CaO₂-based electro-Fenton-oxidation of 1,2-dichloroethane in groundwater

It has been well recognized that the Fenton reaction requires a rigorous pH control and suffers from the fast self-degradation of H₂O₂. In an effort to resolve the technical demerits of the conventional Fenton reaction, particular concern on the use of CaO₂-based Fenton reaction was paid in this study. To realize the practical use of CaO₂ in the Fenton reaction for groundwater remediation, it could be of great importance to control its reaction rate in the subsurface. As such, this study laid great emphasis on the combined process of electrochemical oxidation and CaO₂-based Fenton oxidation, using 1,2-dichloroethane (1,2-DCA) as a model compound. It was hypothesized that the reaction rate is also highly contingent on the formation of Fe(II) (stemmed from iron anode oxidation).

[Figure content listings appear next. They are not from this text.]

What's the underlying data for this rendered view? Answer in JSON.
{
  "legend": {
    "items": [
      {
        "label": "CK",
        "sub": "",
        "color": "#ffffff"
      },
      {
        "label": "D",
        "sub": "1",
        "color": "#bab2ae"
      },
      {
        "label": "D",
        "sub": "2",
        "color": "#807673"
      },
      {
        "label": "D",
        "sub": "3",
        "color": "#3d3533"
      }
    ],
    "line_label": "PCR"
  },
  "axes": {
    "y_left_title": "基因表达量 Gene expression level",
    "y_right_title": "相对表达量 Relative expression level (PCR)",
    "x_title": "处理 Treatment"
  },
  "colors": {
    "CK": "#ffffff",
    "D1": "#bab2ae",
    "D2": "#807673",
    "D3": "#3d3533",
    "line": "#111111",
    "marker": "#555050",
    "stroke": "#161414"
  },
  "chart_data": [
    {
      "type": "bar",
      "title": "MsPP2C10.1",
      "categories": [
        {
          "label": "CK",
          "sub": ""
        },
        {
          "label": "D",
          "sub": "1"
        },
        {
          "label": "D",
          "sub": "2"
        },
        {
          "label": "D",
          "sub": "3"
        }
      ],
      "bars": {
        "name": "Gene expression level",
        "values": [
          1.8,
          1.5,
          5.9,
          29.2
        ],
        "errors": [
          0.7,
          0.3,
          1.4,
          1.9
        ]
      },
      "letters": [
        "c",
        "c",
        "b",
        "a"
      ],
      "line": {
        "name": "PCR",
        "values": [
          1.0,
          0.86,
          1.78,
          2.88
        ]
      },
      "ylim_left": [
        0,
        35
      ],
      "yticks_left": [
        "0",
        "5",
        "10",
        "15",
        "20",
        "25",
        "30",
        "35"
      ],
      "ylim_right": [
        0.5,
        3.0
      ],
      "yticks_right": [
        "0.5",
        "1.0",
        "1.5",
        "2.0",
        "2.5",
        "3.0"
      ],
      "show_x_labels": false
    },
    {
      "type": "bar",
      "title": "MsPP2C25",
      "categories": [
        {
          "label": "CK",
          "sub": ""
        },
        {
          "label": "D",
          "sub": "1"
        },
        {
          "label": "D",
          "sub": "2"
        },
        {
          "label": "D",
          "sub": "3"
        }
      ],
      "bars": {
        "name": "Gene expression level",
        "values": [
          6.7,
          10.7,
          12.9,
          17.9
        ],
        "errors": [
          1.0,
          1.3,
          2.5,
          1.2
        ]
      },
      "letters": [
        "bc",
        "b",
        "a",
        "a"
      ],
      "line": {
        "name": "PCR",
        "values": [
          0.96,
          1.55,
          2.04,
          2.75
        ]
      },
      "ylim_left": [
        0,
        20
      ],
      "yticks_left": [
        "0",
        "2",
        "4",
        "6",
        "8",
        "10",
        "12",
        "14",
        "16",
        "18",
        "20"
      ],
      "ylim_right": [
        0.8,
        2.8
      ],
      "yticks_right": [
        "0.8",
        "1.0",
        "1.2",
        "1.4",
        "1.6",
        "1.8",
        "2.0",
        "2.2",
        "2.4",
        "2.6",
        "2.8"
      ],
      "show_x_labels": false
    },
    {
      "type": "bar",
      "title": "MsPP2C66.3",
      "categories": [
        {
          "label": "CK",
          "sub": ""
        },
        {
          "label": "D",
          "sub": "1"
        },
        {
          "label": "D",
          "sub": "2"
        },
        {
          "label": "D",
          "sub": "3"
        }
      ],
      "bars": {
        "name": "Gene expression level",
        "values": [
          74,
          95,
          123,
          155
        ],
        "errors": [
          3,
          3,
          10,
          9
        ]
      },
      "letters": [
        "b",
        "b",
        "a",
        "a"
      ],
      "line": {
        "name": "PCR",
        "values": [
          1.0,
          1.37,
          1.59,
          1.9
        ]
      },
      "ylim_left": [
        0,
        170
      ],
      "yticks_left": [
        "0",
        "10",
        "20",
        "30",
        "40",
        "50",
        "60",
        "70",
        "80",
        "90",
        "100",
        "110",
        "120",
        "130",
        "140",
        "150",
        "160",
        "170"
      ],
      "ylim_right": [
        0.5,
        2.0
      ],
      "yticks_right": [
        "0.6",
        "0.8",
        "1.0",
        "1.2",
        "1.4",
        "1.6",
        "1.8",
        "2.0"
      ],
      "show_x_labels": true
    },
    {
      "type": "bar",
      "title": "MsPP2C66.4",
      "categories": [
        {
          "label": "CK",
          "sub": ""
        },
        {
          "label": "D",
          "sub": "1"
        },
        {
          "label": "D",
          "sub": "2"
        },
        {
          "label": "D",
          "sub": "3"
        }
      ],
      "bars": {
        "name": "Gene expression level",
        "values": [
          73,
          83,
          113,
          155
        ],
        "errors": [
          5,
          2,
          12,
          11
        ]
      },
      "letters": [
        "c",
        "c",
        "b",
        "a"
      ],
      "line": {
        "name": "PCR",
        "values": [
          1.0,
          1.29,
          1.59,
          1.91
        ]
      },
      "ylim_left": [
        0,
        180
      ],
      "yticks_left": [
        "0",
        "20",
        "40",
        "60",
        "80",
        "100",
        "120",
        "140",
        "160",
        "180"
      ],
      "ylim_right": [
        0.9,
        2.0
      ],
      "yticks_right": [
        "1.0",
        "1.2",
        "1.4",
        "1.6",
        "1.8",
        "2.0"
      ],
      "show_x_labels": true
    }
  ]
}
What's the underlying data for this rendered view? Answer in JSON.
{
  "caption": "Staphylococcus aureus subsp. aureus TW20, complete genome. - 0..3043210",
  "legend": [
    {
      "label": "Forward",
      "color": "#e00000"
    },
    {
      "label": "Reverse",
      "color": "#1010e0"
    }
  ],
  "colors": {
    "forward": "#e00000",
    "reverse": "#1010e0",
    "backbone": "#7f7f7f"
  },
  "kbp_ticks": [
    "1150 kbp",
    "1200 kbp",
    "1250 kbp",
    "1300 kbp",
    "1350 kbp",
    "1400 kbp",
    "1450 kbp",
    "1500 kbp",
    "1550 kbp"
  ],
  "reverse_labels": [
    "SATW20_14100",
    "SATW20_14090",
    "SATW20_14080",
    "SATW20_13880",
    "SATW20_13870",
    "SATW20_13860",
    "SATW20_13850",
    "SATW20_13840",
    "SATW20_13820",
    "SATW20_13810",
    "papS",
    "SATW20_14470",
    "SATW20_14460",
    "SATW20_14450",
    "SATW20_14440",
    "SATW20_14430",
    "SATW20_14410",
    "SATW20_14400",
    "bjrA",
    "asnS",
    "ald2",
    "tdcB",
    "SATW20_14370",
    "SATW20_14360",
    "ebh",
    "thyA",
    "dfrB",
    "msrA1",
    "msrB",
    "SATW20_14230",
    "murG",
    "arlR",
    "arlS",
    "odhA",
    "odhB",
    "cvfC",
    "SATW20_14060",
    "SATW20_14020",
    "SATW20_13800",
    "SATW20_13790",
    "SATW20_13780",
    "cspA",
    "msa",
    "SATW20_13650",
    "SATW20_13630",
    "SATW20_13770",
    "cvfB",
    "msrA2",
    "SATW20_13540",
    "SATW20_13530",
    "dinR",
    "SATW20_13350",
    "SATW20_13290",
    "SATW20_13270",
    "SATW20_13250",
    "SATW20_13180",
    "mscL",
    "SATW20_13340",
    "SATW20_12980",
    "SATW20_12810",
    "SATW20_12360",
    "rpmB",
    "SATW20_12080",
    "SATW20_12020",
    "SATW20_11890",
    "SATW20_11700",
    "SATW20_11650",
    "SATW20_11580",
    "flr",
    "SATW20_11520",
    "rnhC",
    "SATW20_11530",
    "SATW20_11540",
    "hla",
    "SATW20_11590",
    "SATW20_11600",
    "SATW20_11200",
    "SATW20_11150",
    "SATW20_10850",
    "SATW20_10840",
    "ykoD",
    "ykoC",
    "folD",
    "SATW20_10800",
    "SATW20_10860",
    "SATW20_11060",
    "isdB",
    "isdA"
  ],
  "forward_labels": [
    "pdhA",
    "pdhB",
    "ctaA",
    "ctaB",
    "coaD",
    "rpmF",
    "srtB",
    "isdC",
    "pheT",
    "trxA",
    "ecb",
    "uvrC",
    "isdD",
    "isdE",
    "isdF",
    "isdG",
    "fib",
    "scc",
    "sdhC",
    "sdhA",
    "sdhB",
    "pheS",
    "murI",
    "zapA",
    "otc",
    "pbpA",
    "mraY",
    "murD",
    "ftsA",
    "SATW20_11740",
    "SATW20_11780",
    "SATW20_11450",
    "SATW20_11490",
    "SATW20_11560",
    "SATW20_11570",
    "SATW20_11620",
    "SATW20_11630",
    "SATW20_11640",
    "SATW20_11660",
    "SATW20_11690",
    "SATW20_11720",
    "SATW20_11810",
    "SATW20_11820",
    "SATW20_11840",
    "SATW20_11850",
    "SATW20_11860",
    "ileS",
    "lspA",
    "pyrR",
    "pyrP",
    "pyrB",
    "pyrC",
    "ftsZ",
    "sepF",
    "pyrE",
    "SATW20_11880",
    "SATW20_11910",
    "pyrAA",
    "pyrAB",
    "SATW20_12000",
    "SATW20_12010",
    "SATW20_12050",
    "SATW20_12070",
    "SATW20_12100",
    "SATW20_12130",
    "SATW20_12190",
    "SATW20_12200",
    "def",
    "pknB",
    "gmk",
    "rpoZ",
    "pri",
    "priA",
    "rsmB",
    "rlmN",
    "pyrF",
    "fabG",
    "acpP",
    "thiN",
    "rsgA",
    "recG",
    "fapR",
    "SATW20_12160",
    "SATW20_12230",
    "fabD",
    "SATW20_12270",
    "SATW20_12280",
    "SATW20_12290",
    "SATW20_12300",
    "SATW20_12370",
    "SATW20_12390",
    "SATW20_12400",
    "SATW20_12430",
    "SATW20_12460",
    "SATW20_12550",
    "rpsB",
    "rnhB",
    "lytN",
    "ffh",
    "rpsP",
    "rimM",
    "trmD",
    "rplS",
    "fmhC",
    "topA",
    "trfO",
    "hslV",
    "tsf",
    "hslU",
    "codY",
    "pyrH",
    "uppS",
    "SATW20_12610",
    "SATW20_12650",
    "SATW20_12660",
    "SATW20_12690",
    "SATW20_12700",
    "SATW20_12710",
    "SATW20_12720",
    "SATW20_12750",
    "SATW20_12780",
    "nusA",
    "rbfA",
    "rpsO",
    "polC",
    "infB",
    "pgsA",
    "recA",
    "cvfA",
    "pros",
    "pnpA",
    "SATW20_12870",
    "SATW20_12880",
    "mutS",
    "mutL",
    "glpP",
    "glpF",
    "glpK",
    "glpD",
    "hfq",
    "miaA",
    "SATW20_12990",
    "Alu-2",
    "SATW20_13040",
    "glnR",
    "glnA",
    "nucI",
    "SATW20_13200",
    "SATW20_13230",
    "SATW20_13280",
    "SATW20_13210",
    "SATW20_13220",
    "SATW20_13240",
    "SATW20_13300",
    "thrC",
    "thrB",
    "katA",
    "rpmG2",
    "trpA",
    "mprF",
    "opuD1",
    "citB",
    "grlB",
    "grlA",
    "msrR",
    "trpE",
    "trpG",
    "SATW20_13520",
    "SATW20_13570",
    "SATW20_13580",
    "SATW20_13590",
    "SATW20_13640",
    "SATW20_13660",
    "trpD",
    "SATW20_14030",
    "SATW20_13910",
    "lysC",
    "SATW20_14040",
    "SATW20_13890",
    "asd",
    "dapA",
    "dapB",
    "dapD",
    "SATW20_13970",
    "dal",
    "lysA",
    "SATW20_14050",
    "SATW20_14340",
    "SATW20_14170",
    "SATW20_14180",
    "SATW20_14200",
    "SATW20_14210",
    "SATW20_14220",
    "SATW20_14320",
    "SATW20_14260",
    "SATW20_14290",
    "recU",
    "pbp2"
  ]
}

Eighty percent of 1,2-DCA were degraded by the CaO₂-based Fenton reaction. The final pH was neutral, inferring that the reaction could be a viable option for the subsurface environment. Moreover, the supply of electric current in an iron anode expedited 1,2-DCA degradation efficiency from 35 % to 62 % via electrically generated Fe(II), which donated electrons to H₂O₂, producing more hydroxyl radicals. An anode-cathode configuration from the single-well system enhanced the degradation of 1,2-DCA, with less amount of energy consumption than the double-well system. Based on results, CaO₂-based electro-Fenton oxidation can remove well 1,2-DCA in groundwater and can be a strategic measure for groundwater remediation.